Objective: The aim of the study was to determine the effects of aerobic exercise training in the second half of pregnancy on maternal insulin sensitivity and neonatal outcomes.
Design and setting: We conducted a community-based, randomized, controlled trial of exercise in pregnancy.
Participants: Eighty-four healthy nulliparous women (mean +/- sd, age, 30 +/- 4 yr; body mass index, 25.5 +/- 4 kg/m(2)) participated in the study.
Intervention: Subjects participated in a home-based stationary cycling program from 20 wk gestation to delivery.
Main outcome measures: Maternal insulin sensitivity, neonatal auxology, body composition, and growth-related peptides in cord blood were measured.

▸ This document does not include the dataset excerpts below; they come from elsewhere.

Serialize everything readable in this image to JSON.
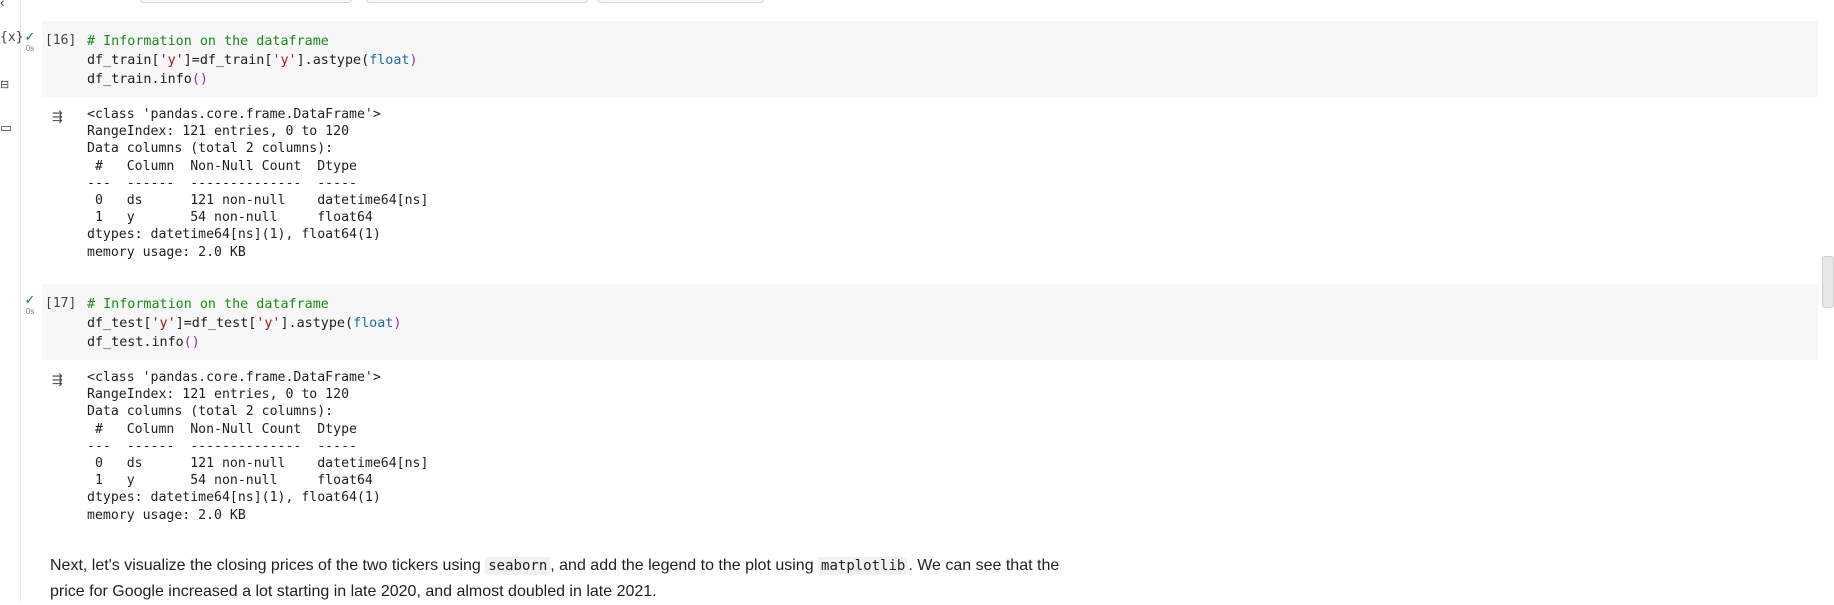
{
  "cells": [
    {
      "exec_count": "[16]",
      "time": "0s",
      "code": {
        "comment": "# Information on the dataframe",
        "line2": {
          "a": "df_train[",
          "s1": "'y'",
          "b": "]=df_train[",
          "s2": "'y'",
          "c": "].astype(",
          "kw": "float",
          "d": ")"
        },
        "line3": {
          "a": "df_train.info",
          "p": "()"
        }
      },
      "output": [
        "<class 'pandas.core.frame.DataFrame'>",
        "RangeIndex: 121 entries, 0 to 120",
        "Data columns (total 2 columns):",
        " #   Column  Non-Null Count  Dtype         ",
        "---  ------  --------------  -----         ",
        " 0   ds      121 non-null    datetime64[ns]",
        " 1   y       54 non-null     float64       ",
        "dtypes: datetime64[ns](1), float64(1)",
        "memory usage: 2.0 KB"
      ]
    },
    {
      "exec_count": "[17]",
      "time": "0s",
      "code": {
        "comment": "# Information on the dataframe",
        "line2": {
          "a": "df_test[",
          "s1": "'y'",
          "b": "]=df_test[",
          "s2": "'y'",
          "c": "].astype(",
          "kw": "float",
          "d": ")"
        },
        "line3": {
          "a": "df_test.info",
          "p": "()"
        }
      },
      "output": [
        "<class 'pandas.core.frame.DataFrame'>",
        "RangeIndex: 121 entries, 0 to 120",
        "Data columns (total 2 columns):",
        " #   Column  Non-Null Count  Dtype         ",
        "---  ------  --------------  -----         ",
        " 0   ds      121 non-null    datetime64[ns]",
        " 1   y       54 non-null     float64       ",
        "dtypes: datetime64[ns](1), float64(1)",
        "memory usage: 2.0 KB"
      ]
    }
  ],
  "markdown": {
    "t1": "Next, let's visualize the closing prices of the two tickers using ",
    "c1": "seaborn",
    "t2": ", and add the legend to the plot using ",
    "c2": "matplotlib",
    "t3": ". We can see that the price for Google increased a lot starting in late 2020, and almost doubled in late 2021."
  },
  "icons": {
    "rail": [
      "chevron-icon",
      "variables-icon",
      "key-icon",
      "folder-icon"
    ],
    "cell_status": "check-icon",
    "output_toggle": "output-collapse-icon"
  },
  "colors": {
    "comment": "#1a8a1a",
    "string": "#a31515",
    "keyword": "#1f6ca8",
    "paren": "#9a2ab0",
    "success": "#188038",
    "code_bg": "#f7f7f7"
  }
}
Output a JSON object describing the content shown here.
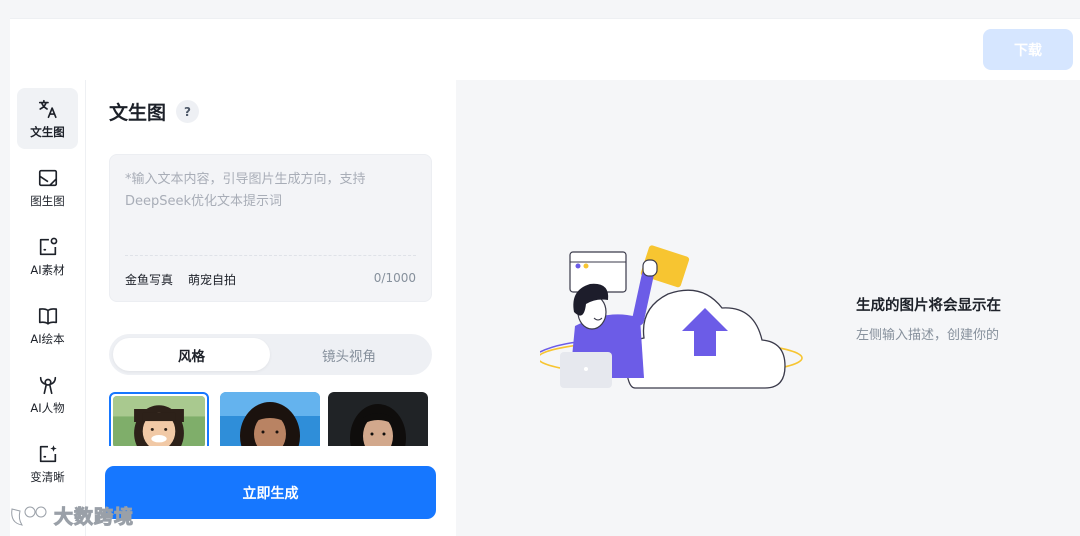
{
  "toolbar": {
    "download_label": "下载"
  },
  "sidebar": {
    "items": [
      {
        "label": "文生图",
        "icon": "text-to-image-icon",
        "active": true
      },
      {
        "label": "图生图",
        "icon": "image-to-image-icon",
        "active": false
      },
      {
        "label": "AI素材",
        "icon": "ai-material-icon",
        "active": false
      },
      {
        "label": "AI绘本",
        "icon": "book-icon",
        "active": false
      },
      {
        "label": "AI人物",
        "icon": "person-icon",
        "active": false
      },
      {
        "label": "变清晰",
        "icon": "enhance-icon",
        "active": false
      }
    ]
  },
  "panel": {
    "title": "文生图",
    "help": "?",
    "prompt": {
      "value": "",
      "placeholder": "*输入文本内容，引导图片生成方向，支持DeepSeek优化文本提示词",
      "chips": [
        "金鱼写真",
        "萌宠自拍"
      ],
      "counter": "0/1000"
    },
    "tabs": [
      "风格",
      "镜头视角"
    ],
    "active_tab": "风格",
    "generate_label": "立即生成"
  },
  "canvas": {
    "empty_title": "生成的图片将会显示在",
    "empty_subtitle": "左侧输入描述，创建你的"
  },
  "watermark": "大数跨境",
  "colors": {
    "primary": "#1677ff",
    "download_disabled": "#d6e6ff",
    "illustration_purple": "#6c5ce7",
    "illustration_yellow": "#f7c531"
  }
}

Results: Offspring of exercisers had lower birth weight (sd score, control, 0.23 +/- 0.8; exercise, -0.19 +/- 0.9; P = 0.03) and body mass index at birth (sd score, control, 0.40 +/- 0.9; exercise, -0.01 +/- 0.09; P = 0.04). The reduction in maternal insulin sensitivity in late gestation was not affected by exercise (P = 0.45) and was unrelated to offspring size. Exercise offspring had lower cord serum IGF-I (P = 0.03) and IGF-II (P = 0.04).
Conclusions: Regular exercise was associated with lower birth weights and reduced cord concentrations of growth-related peptides, suggesting an influence of exercise on endocrine regulation of fetal growth. These effects on offspring growth were not associated with an exercise training effect on maternal insulin sensitivity.